Quase todos os dias vemos na imprensa operações que desmontam tentativas de ocultação de patrimônio com a utilização de "laranjas". Alertamos que a pratica do uso de laranja é considerado crime e não podemos esquecer também, que a pessoa utilizada como "laranja" poderá, se solteira, contrair núpcias, separar e falecer, sendo que o real proprietário dos bens muitas vezes não é seu herdeiro.

 A realização da proteção patrimonial não é ilegal e se vale do conhecimento de profissionais qualificados para analisar a atual situação e apresentar a melhor estrutura para o caso, dentro da legalidade.

Muitos se valem da utilização da denominada holding, transferindo grande parte ou a totalidade dos seus bens para essa sociedade.

Ao se criar uma holding, objetiva-se a concentração do patrimônio da família, facilitando a gestão dos bens e ainda obtendo maiores benefícios fiscais em caso de sucessão.

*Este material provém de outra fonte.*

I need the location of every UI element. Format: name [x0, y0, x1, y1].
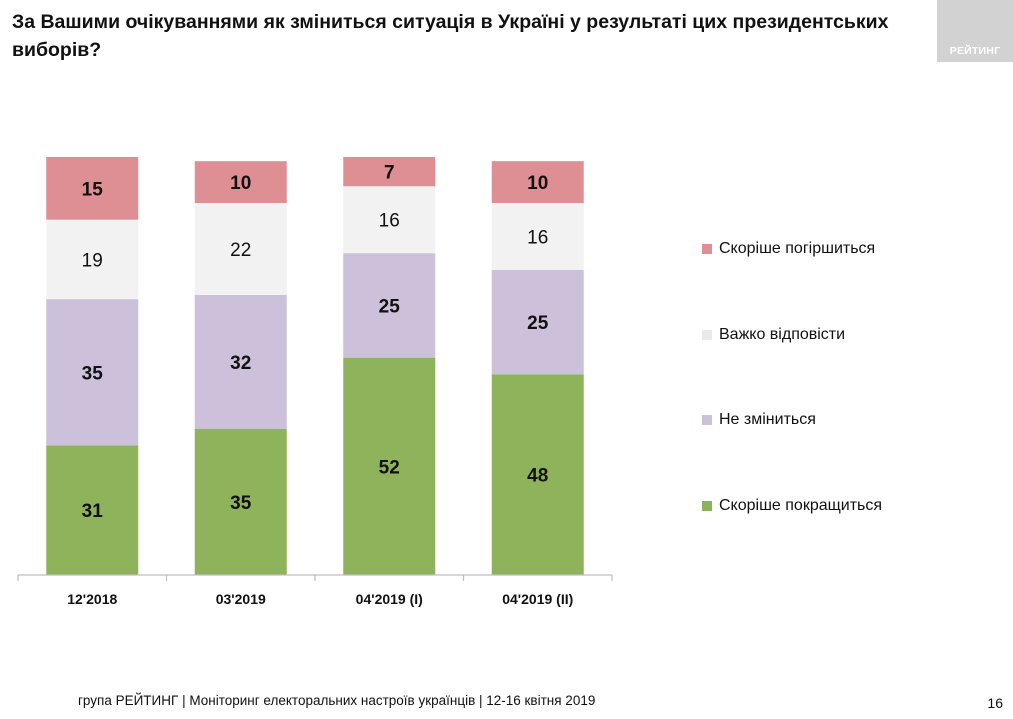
legend-swatch [702, 330, 712, 340]
legend-item-скоріше-погіршиться: Скоріше погіршиться [702, 240, 875, 258]
category-label: 04'2019 (I) [356, 591, 423, 607]
bar-data-label: 10 [230, 173, 251, 194]
bar-segment-скоріше-погіршиться [194, 161, 287, 203]
bar-segment-важко-відповісти [194, 202, 287, 295]
category-label: 03'2019 [216, 591, 266, 607]
bar-data-label: 48 [527, 466, 548, 487]
legend-label: Не зміниться [719, 411, 816, 428]
bar-segment-скоріше-покращиться [194, 428, 287, 575]
legend-label: Скоріше покращиться [719, 497, 883, 514]
rating-logo: РЕЙТИНГ [937, 0, 1013, 62]
legend-swatch [702, 244, 712, 254]
chart-legend: Скоріше погіршиться Важко відповісти Не зм… [702, 0, 962, 540]
category-label: 04'2019 (II) [502, 591, 573, 607]
legend-item-важко-відповісти: Важко відповісти [702, 326, 845, 344]
footer-text: група РЕЙТИНГ | Моніторинг електоральних… [78, 693, 596, 708]
bar-data-label: 7 [384, 163, 395, 184]
bar-segment-не-зміниться [194, 294, 287, 429]
bar-segment-важко-відповісти [491, 202, 584, 270]
bar-data-label: 16 [379, 211, 400, 232]
category-labels: 12'2018 03'2019 04'2019 (I) 04'2019 (II) [67, 591, 573, 607]
page-number: 16 [987, 695, 1003, 711]
category-label: 12'2018 [67, 591, 117, 607]
bar-segment-скоріше-погіршиться [343, 157, 436, 187]
bar-data-label: 25 [379, 296, 401, 317]
bar-segment-скоріше-покращиться [46, 445, 139, 575]
bar-data-label: 19 [82, 250, 103, 271]
legend-item-не-зміниться: Не зміниться [702, 411, 816, 429]
bar-data-label: 22 [230, 240, 251, 261]
legend-swatch [702, 415, 712, 425]
bar-segment-важко-відповісти [46, 219, 139, 300]
bar-segment-скоріше-покращиться [491, 374, 584, 575]
slide-title: За Вашими очікуваннями як зміниться ситу… [12, 11, 889, 61]
logo-text: РЕЙТИНГ [949, 45, 1001, 57]
x-axis [17, 574, 613, 581]
bars-group: 31 35 19 15 35 32 22 10 52 25 16 7 48 25 16 10 [46, 157, 584, 575]
bar-data-label: 16 [527, 227, 548, 248]
bar-segment-не-зміниться [491, 269, 584, 375]
bar-segment-скоріше-погіршиться [46, 157, 139, 220]
bar-segment-скоріше-погіршиться [491, 161, 584, 203]
bar-data-label: 32 [230, 353, 251, 374]
legend-label: Важко відповісти [719, 326, 846, 343]
bar-data-label: 15 [82, 179, 104, 200]
bar-data-label: 35 [230, 493, 252, 514]
bar-segment-важко-відповісти [343, 186, 436, 254]
bar-segment-не-зміниться [46, 299, 139, 446]
legend-item-скоріше-покращиться: Скоріше покращиться [702, 497, 882, 515]
legend-label: Скоріше погіршиться [719, 240, 876, 257]
bar-data-label: 10 [527, 173, 548, 194]
bar-data-label: 35 [82, 363, 104, 384]
bar-data-label: 52 [379, 457, 400, 478]
bar-data-label: 25 [527, 313, 549, 334]
bar-data-label: 31 [82, 501, 104, 522]
legend-swatch [702, 501, 712, 511]
bar-segment-скоріше-покращиться [343, 357, 436, 575]
bar-segment-не-зміниться [343, 253, 436, 358]
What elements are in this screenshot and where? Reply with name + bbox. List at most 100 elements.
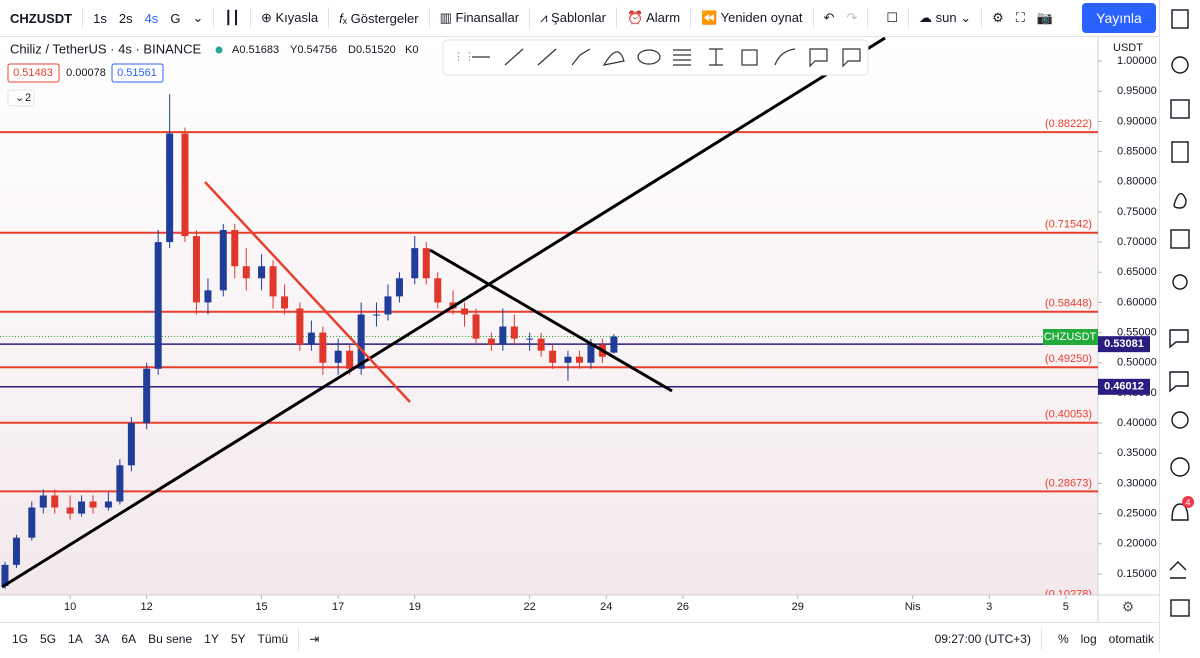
candle-body (357, 314, 365, 369)
interval[interactable]: 4s (144, 10, 159, 26)
fullscreen-box[interactable]: ☐ (886, 10, 899, 25)
alert-icon[interactable] (1171, 56, 1189, 74)
candle-body (181, 133, 189, 237)
compare-button[interactable]: ⊕ Kıyasla (261, 10, 319, 25)
trend-line[interactable] (429, 248, 673, 393)
snapshot[interactable]: 📷 (1036, 10, 1054, 25)
candle-body (564, 356, 572, 363)
ask-box (111, 63, 164, 83)
tool-icon[interactable] (673, 49, 691, 66)
x-tick-label: 26 (677, 601, 689, 613)
candle-body (281, 296, 289, 309)
range[interactable]: 3A (94, 631, 110, 646)
date-range[interactable]: ⇥ (309, 631, 320, 646)
interval[interactable]: 1s (93, 10, 107, 26)
range[interactable]: 1G (12, 631, 29, 646)
calendar-icon[interactable] (1170, 229, 1190, 249)
candle-body (526, 338, 534, 340)
clock: 09:27:00 (UTC+3) (934, 631, 1031, 646)
log-toggle[interactable]: log (1080, 631, 1097, 646)
range[interactable]: 5G (40, 631, 57, 646)
y-tick-label: 0.95000 (1117, 85, 1157, 97)
drag-handle[interactable]: ⋮⋮ (453, 51, 475, 63)
undo[interactable]: ↶ (823, 10, 835, 25)
layout-button[interactable]: ☁ sun ⌄ (919, 10, 972, 25)
indicators-button[interactable]: fₓ Göstergeler (339, 10, 419, 26)
candle-body (587, 344, 595, 363)
y-tick-label: 0.75000 (1117, 206, 1157, 218)
tool-icon[interactable] (842, 48, 861, 68)
symbol[interactable]: CHZUSDT (10, 10, 73, 26)
redo[interactable]: ↷ (846, 10, 858, 25)
alert-button[interactable]: ⏰ Alarm (626, 10, 681, 25)
candle-body (192, 236, 200, 303)
y-tick-label: 1.00000 (1117, 55, 1157, 67)
tool-icon[interactable] (504, 48, 524, 66)
interval[interactable]: 2s (118, 10, 133, 26)
price-tag-label: 0.46012 (1104, 381, 1144, 393)
y-tick-label: 0.85000 (1117, 146, 1157, 158)
separator (529, 7, 531, 29)
range[interactable]: 6A (121, 631, 137, 646)
news-icon[interactable] (1170, 99, 1190, 119)
chat-icon[interactable] (1169, 329, 1189, 349)
tool-icon[interactable] (774, 48, 796, 66)
range[interactable]: 1A (68, 631, 83, 646)
candle-body (510, 326, 518, 339)
templates-button[interactable]: ⩘ Şablonlar (540, 10, 606, 25)
candle-body (219, 230, 227, 291)
tool-icon[interactable] (537, 48, 557, 66)
candle-body (372, 314, 380, 316)
trend-line[interactable] (1, 37, 886, 589)
video-icon[interactable] (1170, 457, 1190, 477)
level-label: (0.40053) (1045, 409, 1092, 421)
candle-style[interactable]: ┃┃ (224, 10, 240, 25)
range[interactable]: Tümü (257, 631, 289, 646)
notification-icon[interactable] (1171, 503, 1189, 521)
financials-button[interactable]: ▥ Finansallar (439, 10, 520, 25)
axis-settings[interactable]: ⚙ (1122, 599, 1135, 615)
order-icon[interactable] (1170, 599, 1190, 617)
label: Kıyasla (275, 10, 319, 25)
tool-icon[interactable] (637, 49, 661, 65)
candle-body (78, 501, 86, 514)
indicator-toggle[interactable] (7, 89, 35, 107)
label: Finansallar (455, 10, 520, 25)
tool-icon[interactable] (709, 48, 723, 66)
plot-background (0, 37, 1098, 595)
tool-icon[interactable] (741, 49, 758, 66)
hotlist-icon[interactable] (1173, 192, 1187, 209)
dropdown[interactable]: ⌄ (192, 10, 204, 25)
interval[interactable]: G (170, 10, 181, 26)
publish-button[interactable]: Yayınla (1082, 3, 1156, 33)
separator (298, 627, 300, 650)
auto-toggle[interactable]: otomatik (1108, 631, 1154, 646)
candle-body (154, 242, 162, 369)
ideas-icon[interactable] (1172, 274, 1188, 290)
range[interactable]: 1Y (204, 631, 219, 646)
watchlist-icon[interactable] (1171, 9, 1189, 29)
list-icon[interactable] (1171, 141, 1189, 163)
spread: 0.00078 (66, 67, 106, 79)
settings[interactable]: ⚙ (992, 10, 1004, 25)
currency-label: USDT (1113, 42, 1143, 54)
candle-body (39, 495, 47, 508)
percent-toggle[interactable]: % (1057, 631, 1069, 646)
trend-line[interactable] (204, 181, 411, 403)
range[interactable]: 5Y (230, 631, 246, 646)
chart-icon[interactable] (1169, 561, 1187, 579)
candle-body (575, 356, 583, 363)
range[interactable]: Bu sene (148, 631, 193, 646)
tool-icon[interactable] (571, 48, 591, 66)
y-tick-label: 0.40000 (1117, 417, 1157, 429)
x-tick-label: 17 (332, 601, 344, 613)
legend-title: Chiliz / TetherUS · 4s · BINANCE (10, 41, 202, 56)
replay-button[interactable]: ⏪ Yeniden oynat (701, 10, 803, 25)
fullscreen[interactable]: ⛶ (1015, 10, 1025, 25)
chats-icon[interactable] (1169, 371, 1189, 393)
tool-icon[interactable] (809, 48, 828, 68)
streams-icon[interactable] (1171, 411, 1189, 429)
tool-icon[interactable] (602, 51, 625, 66)
y-tick-label: 0.80000 (1117, 176, 1157, 188)
y-tick-label: 0.20000 (1117, 538, 1157, 550)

A criação desse tipo de sociedade é de grande valia para a família que, possuindo grande patrimônio, concentra os bens no seio familiar e nas mãos daqueles que serão aptos a prosseguir com o bom andamento dos negócios.

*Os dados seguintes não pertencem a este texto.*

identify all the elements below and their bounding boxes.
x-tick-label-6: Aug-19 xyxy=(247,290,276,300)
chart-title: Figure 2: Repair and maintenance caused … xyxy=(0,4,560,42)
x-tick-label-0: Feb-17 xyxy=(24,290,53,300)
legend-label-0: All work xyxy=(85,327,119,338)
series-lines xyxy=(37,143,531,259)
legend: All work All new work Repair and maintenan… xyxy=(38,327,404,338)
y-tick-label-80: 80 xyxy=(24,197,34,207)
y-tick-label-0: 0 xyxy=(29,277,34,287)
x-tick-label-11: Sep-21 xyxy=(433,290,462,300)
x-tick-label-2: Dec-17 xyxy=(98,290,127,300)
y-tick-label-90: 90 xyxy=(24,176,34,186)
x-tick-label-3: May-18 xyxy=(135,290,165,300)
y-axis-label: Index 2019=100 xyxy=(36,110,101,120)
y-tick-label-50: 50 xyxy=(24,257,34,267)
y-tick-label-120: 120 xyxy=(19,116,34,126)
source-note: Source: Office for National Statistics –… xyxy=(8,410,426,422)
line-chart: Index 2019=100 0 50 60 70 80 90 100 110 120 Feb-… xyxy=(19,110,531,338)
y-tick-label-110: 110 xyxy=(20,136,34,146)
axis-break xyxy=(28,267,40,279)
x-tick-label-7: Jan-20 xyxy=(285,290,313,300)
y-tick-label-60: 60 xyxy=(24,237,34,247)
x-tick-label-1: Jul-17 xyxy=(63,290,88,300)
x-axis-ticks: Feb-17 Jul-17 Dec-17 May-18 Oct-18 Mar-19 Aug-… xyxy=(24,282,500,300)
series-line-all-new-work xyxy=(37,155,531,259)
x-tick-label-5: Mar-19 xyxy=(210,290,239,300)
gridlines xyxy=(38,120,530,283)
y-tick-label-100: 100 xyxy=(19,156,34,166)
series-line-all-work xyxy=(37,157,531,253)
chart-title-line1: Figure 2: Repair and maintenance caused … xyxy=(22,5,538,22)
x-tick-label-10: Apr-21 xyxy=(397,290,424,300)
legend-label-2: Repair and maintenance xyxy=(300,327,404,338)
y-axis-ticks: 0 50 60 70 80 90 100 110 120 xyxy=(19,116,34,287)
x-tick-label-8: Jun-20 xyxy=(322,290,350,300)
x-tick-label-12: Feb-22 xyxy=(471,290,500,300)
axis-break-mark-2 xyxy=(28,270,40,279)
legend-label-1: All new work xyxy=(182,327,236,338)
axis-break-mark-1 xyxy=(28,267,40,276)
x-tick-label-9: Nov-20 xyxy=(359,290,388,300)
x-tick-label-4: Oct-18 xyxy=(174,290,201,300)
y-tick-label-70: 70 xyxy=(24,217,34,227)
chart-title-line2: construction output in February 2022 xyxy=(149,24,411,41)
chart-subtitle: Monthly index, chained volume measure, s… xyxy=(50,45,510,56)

A holding pode ser uma sociedade brasileira ou internacional. Se for brasileira pode ter o tipo societário limitada, sociedade anônima ou unipessoal. Sendo internacional, poderá ter o tipo societário LLC (Limited Liability Company), Corp (Corporation), S.A (Sociedad Anónima) entre outras.

Como vimos acima, existe o risco de ter uma decisão declarando grupo econômico duas ou mais sociedades com o mesmo sócio ou, eventualmente, com parentes do sócio da sociedade devedora. É o chamado grupo econômico familiar.

Concluímos que a utilização da holding nacional para a proteção patrimonial poderá não surtir os efeitos esperados posto as peculiaridades acima demonstrada, formação de grupo econômico entre as sociedades operacionais e patrimoniais.

Entendemos que a melhor forma de estruturar a proteção patrimonial é analisar o caso em si e apresentar o melhor caminho para o empresário.